Philipp Stanner
2025-Jun-03 09:31 UTC
[RFC PATCH 1/6] drm/sched: Avoid memory leaks with cancel_job() callback
Since its inception, the GPU scheduler can leak memory if the driver
calls drm_sched_fini() while there are still jobs in flight.
The simplest way to solve this in a backwards compatible manner is by
adding a new callback, drm_sched_backend_ops.cancel_job(), which
instructs the driver to signal the hardware fence associated with the
job. Afterwards, the scheduler can savely use the established free_job()
callback for freeing the job.
Implement the new backend_ops callback cancel_job().
Suggested-by: Tvrtko Ursulin <tvrtko.ursulin at igalia.com>
Signed-off-by: Philipp Stanner <phasta at kernel.org>
---
drivers/gpu/drm/scheduler/sched_main.c | 34 ++++++++++++++++----------
include/drm/gpu_scheduler.h | 9 +++++++
2 files changed, 30 insertions(+), 13 deletions(-)
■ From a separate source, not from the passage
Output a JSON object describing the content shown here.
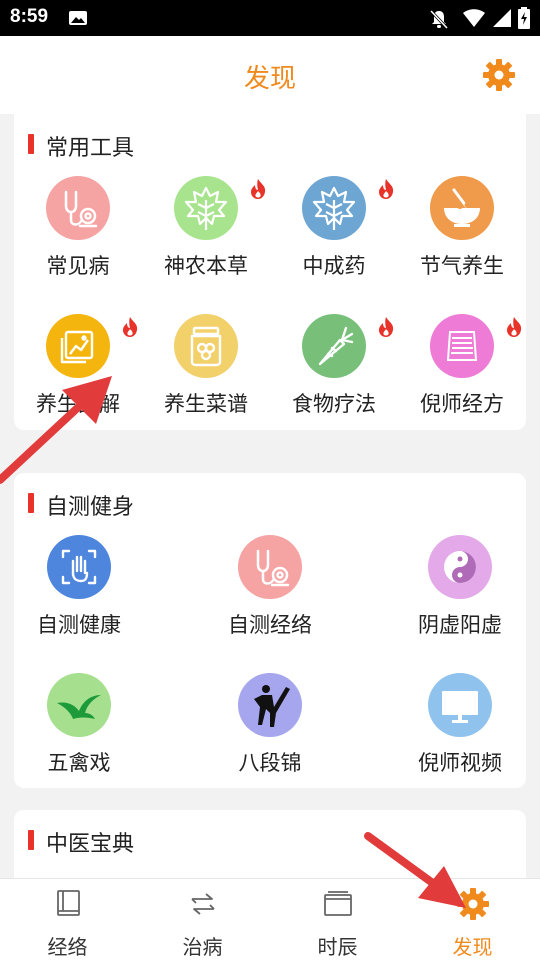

diff --git a/drivers/gpu/drm/scheduler/sched_main.c
b/drivers/gpu/drm/scheduler/sched_main.c
index d20726d7adf0..3f14f1e151fa 100644
--- a/drivers/gpu/drm/scheduler/sched_main.c
+++ b/drivers/gpu/drm/scheduler/sched_main.c
@@ -1352,6 +1352,18 @@ int drm_sched_init(struct drm_gpu_scheduler *sched, const
struct drm_sched_init_
}
EXPORT_SYMBOL(drm_sched_init);
+static void drm_sched_kill_remaining_jobs(struct drm_gpu_scheduler *sched)
+{
+ struct drm_sched_job *job, *tmp;
+
+ /* All other accessors are stopped. No locking necessary. */
+ list_for_each_entry_safe_reverse(job, tmp, &sched->pending_list, list)
{
+ sched->ops->cancel_job(job);
+ list_del(&job->list);
+ sched->ops->free_job(job);
+ }
+}
+
/**
* drm_sched_fini - Destroy a gpu scheduler
*
@@ -1359,19 +1371,11 @@ EXPORT_SYMBOL(drm_sched_init);
*
* Tears down and cleans up the scheduler.
*
- * This stops submission of new jobs to the hardware through
- * drm_sched_backend_ops.run_job(). Consequently,
drm_sched_backend_ops.free_job()
- * will not be called for all jobs still in drm_gpu_scheduler.pending_list.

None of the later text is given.